L’activité suivante a été d’aller à mon premier expériment de trois mois. C’était à Gatineau, dans la communauté de l’Arche. C’était vraiment un défi pour moi, car je ressens de l’empathie quand je vois quelqu’un souffrir, j’ai l’impression de participer à cette souffrance, donc j’hésitais à y aller. Je me demandais: est-ce que cela pourrait vouloir dire que Dieu ne m’appelle pas à cette vie de jésuite? Les jésuites vont pourtant là où les autres ne peuvent pas aller. C’était une lutte: je n’ai jamais été proche des personnes handicapées et dans ce cas, non seulement pour vivre avec eux, mais aussi pour les aider. Cela a été un moment pour grandir, mais ce n’était pas facile. J’ai prié le Seigneur et mon superviseur m’a aidé à m’engager avec les gens là-bas. À la fin, j’ai pleuré parce que je devais les quitter.
Ce fut une expérience touchante et difficile. Mais maintenant, je peux travailler avec des personnes malades ou dans des situations critiques.
Ensuite, il y a eu le pèlerinage: partir sur la route pendant un mois, sans argent, en comptant sur la providence de Dieu. En tant qu’étranger, je ne connaissais pas grand-chose des Canadiens. Le maître des novices m’a dit que je devais y aller et que je trouverais Dieu sur la route. Je suis allé chez les Premières Nations de Wiikwemkoong, en Ontario. J’ai passé deux jours à aider, puis je suis parti sur la route, d’un sanctuaire à l’autre jusqu’à Sainte-Anne-de-Beaupré.
Enfin, j’ai fait l’expériment plus long. J’aurais aimé travailler à Wiikwemkoong, mais ce n’était pas possible. J’ai travaillé avec le Service jésuite des réfugiés – Canada à Montréal pendant deux semaines. Mais Ignace de Loyola disait qu’il fallait toujours aller là où les besoins sont les plus importants. A alors émergé l’idée d’aller en Afrique centrale. Il y a un énorme problème avec les réfugiés là-bas à cause des guerres civiles, des instabilités politiques, et aussi à cause des problèmes économiques. Il y avait déjà deux scolastiques d’une autre province qui y faisaient leur régence. Ce n’était pas facile d’accepter ce travail à cause de la situation, mais j’y suis arrivé le 17 janvier 2020. J’ai travaillé en Afrique Centrale avec le JRS pendant 6 mois.

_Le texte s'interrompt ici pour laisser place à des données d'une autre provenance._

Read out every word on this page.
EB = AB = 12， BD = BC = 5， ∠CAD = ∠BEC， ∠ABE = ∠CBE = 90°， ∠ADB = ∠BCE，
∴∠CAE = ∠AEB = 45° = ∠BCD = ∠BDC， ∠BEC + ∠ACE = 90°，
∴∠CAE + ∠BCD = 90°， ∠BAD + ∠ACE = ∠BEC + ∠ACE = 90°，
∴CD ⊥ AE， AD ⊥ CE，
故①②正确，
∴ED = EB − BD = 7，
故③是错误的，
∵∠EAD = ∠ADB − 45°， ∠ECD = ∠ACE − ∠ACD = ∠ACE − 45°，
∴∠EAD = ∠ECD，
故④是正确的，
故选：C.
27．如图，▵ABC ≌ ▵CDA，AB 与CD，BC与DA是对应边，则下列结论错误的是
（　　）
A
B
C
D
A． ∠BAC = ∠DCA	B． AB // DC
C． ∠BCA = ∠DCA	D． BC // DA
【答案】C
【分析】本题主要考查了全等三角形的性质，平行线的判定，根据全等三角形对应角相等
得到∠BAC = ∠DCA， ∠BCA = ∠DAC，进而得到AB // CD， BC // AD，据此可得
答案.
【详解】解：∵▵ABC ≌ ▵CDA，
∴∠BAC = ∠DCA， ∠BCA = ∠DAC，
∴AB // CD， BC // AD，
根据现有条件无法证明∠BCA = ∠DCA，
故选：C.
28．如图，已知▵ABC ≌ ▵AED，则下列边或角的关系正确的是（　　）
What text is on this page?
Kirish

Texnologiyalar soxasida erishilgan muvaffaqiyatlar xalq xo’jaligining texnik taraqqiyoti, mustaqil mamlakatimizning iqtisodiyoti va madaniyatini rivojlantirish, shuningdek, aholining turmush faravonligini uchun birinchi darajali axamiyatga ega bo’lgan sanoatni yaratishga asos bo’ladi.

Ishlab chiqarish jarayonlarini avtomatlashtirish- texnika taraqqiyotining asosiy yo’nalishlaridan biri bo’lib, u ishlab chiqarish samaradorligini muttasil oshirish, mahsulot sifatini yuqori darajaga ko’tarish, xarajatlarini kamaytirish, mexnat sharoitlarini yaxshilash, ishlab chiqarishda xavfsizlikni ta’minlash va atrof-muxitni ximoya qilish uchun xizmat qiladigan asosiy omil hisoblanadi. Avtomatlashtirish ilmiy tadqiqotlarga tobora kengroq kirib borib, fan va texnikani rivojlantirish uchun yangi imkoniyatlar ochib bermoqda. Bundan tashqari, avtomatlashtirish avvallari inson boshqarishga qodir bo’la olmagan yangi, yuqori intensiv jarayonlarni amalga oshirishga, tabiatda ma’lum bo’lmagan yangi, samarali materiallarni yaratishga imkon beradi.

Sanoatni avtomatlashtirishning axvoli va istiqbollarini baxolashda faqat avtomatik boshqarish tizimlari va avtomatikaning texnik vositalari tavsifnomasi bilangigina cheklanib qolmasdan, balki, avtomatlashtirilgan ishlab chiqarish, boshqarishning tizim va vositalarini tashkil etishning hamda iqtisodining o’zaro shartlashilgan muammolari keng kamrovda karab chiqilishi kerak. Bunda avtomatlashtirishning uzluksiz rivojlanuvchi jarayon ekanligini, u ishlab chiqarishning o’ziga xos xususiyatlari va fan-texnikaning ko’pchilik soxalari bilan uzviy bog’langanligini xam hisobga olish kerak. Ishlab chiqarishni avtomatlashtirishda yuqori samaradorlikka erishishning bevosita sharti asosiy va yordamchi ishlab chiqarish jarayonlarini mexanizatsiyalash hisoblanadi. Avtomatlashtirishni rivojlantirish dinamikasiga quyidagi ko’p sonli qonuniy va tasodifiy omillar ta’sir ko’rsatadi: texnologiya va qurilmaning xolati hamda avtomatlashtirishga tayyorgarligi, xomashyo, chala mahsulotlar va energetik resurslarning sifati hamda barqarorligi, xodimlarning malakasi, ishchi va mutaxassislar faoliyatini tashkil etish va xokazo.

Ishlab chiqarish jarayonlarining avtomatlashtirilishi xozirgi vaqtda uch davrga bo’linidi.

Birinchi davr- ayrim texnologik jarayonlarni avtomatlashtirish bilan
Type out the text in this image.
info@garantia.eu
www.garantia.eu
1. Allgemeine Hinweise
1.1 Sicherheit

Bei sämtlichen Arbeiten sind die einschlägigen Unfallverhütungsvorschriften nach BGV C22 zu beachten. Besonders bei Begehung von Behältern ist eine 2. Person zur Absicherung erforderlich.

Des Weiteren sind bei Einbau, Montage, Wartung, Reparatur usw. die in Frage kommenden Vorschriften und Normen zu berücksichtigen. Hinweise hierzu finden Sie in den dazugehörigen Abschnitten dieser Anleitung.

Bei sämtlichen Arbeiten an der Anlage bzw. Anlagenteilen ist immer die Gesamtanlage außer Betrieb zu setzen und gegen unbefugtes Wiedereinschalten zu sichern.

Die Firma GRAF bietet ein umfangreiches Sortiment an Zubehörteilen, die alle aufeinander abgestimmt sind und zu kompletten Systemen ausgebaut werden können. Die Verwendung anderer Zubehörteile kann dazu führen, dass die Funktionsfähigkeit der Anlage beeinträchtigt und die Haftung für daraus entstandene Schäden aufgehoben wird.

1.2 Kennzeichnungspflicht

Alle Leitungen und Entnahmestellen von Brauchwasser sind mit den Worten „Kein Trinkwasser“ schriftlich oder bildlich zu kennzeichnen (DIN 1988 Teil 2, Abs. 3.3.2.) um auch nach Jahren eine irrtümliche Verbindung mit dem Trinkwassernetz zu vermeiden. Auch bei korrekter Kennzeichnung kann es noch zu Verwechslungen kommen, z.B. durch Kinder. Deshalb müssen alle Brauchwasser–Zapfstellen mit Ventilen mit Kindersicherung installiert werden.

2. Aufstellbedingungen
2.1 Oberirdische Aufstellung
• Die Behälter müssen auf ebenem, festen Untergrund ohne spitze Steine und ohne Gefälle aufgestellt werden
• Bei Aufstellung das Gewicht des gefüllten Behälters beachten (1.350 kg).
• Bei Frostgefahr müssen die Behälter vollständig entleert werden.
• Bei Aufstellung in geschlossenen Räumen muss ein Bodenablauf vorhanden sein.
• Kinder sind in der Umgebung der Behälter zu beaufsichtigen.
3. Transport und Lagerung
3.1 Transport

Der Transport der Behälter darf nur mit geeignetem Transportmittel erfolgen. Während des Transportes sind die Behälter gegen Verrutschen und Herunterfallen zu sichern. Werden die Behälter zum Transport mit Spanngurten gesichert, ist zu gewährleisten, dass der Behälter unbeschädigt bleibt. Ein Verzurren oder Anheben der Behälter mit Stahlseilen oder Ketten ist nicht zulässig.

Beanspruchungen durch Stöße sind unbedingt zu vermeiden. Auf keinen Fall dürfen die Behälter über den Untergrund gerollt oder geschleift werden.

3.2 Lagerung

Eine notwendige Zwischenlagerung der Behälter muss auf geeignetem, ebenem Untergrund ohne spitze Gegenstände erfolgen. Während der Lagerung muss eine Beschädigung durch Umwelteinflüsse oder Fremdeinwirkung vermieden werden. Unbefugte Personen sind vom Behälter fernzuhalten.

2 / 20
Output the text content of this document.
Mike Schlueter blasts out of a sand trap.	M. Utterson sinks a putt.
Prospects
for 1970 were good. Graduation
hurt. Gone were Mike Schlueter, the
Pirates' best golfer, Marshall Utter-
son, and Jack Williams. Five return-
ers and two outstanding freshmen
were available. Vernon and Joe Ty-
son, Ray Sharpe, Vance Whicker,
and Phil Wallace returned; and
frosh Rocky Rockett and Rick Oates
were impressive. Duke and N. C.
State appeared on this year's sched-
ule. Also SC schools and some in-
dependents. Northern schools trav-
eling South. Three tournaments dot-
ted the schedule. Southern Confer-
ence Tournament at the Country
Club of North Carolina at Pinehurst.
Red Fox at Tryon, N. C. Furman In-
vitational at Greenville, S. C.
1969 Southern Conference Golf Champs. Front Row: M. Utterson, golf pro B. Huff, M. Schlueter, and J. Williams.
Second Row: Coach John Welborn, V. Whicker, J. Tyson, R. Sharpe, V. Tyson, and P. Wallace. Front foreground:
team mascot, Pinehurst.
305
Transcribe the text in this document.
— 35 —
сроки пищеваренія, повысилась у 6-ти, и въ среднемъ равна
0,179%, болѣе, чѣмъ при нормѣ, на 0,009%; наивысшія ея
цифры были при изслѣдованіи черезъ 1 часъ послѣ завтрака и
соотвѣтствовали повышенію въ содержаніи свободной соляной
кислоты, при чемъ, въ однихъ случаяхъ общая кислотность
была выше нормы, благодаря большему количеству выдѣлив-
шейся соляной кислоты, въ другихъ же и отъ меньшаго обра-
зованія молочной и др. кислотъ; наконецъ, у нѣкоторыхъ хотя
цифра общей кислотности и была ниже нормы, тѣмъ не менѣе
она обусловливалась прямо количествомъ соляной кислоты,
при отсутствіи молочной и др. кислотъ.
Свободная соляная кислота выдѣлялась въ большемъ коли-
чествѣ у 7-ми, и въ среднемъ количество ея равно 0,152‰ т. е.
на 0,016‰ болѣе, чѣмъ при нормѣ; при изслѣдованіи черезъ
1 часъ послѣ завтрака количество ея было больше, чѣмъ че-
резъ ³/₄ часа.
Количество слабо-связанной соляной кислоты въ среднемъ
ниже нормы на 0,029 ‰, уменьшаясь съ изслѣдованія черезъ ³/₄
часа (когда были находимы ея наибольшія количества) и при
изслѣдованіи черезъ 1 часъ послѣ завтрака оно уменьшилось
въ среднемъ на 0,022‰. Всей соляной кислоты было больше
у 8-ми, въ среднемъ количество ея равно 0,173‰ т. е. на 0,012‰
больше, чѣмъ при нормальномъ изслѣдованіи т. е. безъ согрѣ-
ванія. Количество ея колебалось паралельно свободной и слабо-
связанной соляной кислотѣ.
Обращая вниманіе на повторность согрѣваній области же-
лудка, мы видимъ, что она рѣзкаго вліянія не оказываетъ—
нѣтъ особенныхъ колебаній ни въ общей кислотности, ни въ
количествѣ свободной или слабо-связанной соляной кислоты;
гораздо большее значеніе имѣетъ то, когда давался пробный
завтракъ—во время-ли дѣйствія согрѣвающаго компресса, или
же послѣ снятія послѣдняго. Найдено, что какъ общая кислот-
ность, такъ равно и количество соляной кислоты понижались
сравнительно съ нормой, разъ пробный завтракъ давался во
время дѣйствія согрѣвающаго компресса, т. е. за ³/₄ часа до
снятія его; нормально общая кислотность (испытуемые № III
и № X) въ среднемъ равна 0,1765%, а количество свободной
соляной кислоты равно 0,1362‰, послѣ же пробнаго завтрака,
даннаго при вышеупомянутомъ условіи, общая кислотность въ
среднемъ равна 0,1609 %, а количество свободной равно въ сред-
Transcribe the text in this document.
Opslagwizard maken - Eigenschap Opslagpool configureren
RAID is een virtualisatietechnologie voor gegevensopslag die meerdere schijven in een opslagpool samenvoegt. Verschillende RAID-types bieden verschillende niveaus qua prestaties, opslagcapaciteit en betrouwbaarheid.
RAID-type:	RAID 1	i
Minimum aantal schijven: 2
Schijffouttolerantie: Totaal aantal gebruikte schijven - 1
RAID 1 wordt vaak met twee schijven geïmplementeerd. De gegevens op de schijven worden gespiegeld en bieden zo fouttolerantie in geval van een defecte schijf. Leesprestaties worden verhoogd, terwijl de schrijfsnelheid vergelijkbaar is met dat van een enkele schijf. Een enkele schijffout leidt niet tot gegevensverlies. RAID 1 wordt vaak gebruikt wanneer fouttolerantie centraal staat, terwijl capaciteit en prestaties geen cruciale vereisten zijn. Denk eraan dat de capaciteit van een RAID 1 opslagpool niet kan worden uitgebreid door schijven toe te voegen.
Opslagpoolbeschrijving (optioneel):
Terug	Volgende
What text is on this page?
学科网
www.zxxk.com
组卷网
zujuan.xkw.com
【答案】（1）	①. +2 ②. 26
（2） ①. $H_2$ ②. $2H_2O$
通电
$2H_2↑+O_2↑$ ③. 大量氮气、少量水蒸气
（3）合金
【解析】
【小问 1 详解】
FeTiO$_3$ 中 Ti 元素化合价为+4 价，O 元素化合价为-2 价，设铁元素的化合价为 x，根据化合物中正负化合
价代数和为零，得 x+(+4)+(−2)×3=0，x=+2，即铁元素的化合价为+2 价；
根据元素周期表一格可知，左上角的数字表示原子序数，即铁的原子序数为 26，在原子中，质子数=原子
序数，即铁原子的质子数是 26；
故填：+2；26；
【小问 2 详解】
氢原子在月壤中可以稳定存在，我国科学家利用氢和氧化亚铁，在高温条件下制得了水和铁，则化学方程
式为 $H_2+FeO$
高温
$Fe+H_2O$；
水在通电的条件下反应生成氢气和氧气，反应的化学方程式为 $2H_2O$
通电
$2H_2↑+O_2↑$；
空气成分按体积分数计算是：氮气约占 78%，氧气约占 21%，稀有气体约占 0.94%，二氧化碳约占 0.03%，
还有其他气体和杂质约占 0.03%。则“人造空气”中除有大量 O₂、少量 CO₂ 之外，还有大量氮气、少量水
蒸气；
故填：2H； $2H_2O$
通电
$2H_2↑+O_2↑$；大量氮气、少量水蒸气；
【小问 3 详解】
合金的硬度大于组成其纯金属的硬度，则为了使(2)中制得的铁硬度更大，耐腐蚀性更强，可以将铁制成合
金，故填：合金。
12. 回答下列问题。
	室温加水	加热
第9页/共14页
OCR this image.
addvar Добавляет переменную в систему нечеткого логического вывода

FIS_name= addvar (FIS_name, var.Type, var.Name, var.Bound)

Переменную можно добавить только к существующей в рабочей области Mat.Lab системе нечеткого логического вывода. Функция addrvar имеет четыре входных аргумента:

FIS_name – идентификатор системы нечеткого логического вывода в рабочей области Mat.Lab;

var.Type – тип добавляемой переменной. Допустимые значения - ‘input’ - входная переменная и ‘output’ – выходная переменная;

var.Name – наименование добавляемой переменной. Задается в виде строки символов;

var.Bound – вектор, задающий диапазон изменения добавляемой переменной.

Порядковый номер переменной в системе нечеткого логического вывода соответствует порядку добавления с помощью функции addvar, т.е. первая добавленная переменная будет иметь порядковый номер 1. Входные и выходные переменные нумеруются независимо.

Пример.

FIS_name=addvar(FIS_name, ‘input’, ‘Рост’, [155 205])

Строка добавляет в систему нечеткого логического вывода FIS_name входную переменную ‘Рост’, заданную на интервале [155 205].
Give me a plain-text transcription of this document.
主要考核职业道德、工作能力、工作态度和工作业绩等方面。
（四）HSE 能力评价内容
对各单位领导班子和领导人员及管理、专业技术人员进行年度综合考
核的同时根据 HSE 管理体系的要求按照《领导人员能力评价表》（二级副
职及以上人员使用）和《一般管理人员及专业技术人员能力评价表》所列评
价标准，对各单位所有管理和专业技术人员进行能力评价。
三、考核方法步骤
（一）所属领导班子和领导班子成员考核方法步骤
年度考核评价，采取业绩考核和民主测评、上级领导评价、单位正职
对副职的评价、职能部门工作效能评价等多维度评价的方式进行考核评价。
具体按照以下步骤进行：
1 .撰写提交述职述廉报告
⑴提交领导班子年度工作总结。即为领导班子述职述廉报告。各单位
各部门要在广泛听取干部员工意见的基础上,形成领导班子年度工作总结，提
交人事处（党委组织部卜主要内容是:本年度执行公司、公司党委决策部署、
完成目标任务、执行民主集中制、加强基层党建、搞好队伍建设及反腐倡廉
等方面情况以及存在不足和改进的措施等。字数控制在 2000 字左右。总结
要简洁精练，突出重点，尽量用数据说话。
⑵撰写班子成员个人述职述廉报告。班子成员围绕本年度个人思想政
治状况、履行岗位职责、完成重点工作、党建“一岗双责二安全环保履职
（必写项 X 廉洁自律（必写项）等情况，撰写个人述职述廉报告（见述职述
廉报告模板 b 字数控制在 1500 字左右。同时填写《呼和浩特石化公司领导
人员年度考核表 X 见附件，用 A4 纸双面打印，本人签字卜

L’expérience a été très profonde, elle m’a donné la vie, mais elle a aussi été un défi. Il y avait beaucoup de déceptions, d’insécurités, d’inquiétudes et de craintes.
Ce n’était pas quelque chose de facile, mais de possible, et c’est ainsi que l’on grandit en tant que jésuite et c’est un avant-goût de notre vocation.
J’ai reçu un soutien important de ma communauté au Canada et aussi de la communauté dans laquelle je vivais: nous étions tous des étrangers dans un pays étranger. J’étais heureux de rencontrer des réfugiés, de visiter leurs camps, de travailler avec eux de différentes manières. Le temps a passé si vite! Par exemple, nous avons mis en place des écoles, j’enseignais, nous avons travaillé avec des psychologues pour aider des enfants soldats à retourner à l’école et à se réinsérer dans la société… J’étais plein d’énergie. Rentrer au Canada avec la pandémie a été un autre problème, car toutes nos frontières étaient fermées. J’ai dû prendre beaucoup d’avions-cargos d’OBNL pour revenir et continuer ma formation après mes premiers vœux.
Nous pensons que le noviciat est vraiment long, deux ans, mais en fait il est vraiment court. Vous passez moins d’un an au noviciat, puisque la plupart du temps vous êtes ailleurs. C’est loin d’être ennuyeux!